沖元かおる個展-OPERAN-に行ってきました
沖元かおる個展-OPERAN-を見に、銀座にあるギャラリーSTAGE-1に行ってきました。最寄りの駅ではありませんでしたが、地下鉄の京橋駅から、他のギャラリーに立ち寄りながら、ぶらぶらと歩いて行くと、左手に、古いレンガ造りのビルの前に、案内の看板が出ていました。

展示会場に入って、まず気が付いたことは、今回の個展には、バイオリニストを描いた作品が一枚もないということでした。沖元さん、と言えばバイオリニストの画家という印象が強かったので、意外に感じました。沖元さんご本人に伺ったところ、「バイオリニストは自分の中では、やり尽くした」とのことでした。
今回の個展のタイトル、OPERANというのは、スェーデン語でオペラのことだそうです。スェーデン滞在中にたまたま目にした、オペラのポスターからインスピレーションを得たとのことです。

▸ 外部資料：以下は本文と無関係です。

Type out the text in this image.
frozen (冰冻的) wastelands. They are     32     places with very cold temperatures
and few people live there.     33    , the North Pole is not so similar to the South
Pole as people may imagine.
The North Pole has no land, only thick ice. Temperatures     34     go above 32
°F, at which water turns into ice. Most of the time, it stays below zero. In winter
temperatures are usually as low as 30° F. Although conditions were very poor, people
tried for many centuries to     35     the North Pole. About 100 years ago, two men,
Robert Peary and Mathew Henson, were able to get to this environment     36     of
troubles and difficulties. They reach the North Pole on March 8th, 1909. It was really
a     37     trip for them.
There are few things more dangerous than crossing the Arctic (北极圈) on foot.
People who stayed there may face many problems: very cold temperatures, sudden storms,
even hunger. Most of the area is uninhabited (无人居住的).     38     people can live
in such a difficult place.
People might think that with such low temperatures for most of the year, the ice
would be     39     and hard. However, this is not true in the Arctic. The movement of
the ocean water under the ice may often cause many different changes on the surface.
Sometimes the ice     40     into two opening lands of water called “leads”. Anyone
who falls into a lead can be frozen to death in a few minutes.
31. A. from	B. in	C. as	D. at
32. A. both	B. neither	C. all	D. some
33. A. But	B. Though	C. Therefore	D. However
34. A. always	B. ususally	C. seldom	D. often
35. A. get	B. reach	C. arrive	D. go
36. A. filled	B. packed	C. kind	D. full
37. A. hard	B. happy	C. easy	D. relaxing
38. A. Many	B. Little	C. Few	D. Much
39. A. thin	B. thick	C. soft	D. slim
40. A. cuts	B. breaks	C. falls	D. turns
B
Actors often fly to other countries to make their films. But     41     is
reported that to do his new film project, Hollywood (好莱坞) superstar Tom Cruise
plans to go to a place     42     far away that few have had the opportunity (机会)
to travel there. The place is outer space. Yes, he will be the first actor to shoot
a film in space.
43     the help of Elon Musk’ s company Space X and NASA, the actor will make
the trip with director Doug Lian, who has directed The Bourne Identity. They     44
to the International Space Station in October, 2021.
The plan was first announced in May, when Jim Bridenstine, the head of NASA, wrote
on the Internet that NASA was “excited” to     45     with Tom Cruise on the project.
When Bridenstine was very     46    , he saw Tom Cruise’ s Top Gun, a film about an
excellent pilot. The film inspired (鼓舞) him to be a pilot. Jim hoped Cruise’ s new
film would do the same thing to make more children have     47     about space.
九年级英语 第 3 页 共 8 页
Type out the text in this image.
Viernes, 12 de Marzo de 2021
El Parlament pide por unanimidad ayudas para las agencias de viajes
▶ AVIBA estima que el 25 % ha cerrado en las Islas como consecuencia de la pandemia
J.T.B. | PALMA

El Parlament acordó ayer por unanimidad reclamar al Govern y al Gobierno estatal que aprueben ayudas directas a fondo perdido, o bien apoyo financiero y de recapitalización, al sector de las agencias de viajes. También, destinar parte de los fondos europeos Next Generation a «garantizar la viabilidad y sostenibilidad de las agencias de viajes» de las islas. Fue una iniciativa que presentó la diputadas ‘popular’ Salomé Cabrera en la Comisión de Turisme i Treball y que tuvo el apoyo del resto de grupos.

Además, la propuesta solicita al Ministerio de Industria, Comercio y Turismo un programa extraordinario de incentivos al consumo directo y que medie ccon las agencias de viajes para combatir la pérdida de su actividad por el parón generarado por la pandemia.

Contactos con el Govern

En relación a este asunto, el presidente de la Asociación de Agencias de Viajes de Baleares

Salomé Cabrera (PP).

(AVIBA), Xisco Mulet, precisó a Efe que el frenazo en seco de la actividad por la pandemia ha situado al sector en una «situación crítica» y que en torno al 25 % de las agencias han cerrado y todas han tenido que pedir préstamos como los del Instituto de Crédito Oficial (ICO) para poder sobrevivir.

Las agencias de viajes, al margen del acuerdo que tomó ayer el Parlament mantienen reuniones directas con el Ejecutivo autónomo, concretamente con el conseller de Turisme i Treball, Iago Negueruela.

この作品のタイトルは、シェイクスピアの「生きるべきか死ぬべきか」から来ているようです。二種類の色の異なるバラが描かれていますが、それぞれの作品の中にも、二種類のバラが異なる色と、片方は輪郭のみで描かれています。時間の流れを示すものかも知れませんし、生の中にも死があり、死のなかにも生がある、という二重性を意味しているようにも見えます。技法としては、透明なアクリル板の裏側に、異なる色で重ね描きされているようです。今回の個展の印象を一言で表すと、「対称性」ということでしょうか。

今回の個展では、バイオリニストは描かれていませんが、作品から弦楽器の音は聞こえてきます。「鏡の中の鏡」は、静かな深みを感じさせる音楽で、ピアノを伴奏にして弦楽器で演奏されるようです。この作品は左右対称に描かれていますが、バイオリンの音階のゆっくりとした上がり、下がりが時間に対して対称であるという、この曲の特徴が表現されているのかもしれません。

Dearというタイトルのオペラがあるのか、どうかは、知らないのですが、この作品も左右対称です。絵画の中に対称を持ち込むと、画面が安定するのかもしれませんが、そのかわりに、やや単調な印象も受けます。ところが、この作品は、表面がごつごつしていて、単調さを感じさせません。シンプルな曲ほど、楽器の音色そのものの美しさが際立つのに、似ているのかもしれません。沖元さんによると、マチエールを出すために素材としてセメントを使っているとのこと。製作中に、セメントが崩れ落ちてしまうこともあったそうです。沖元さんの発想の自由さ、大胆さと行動力は、モチーフが変わっても健在のようでした。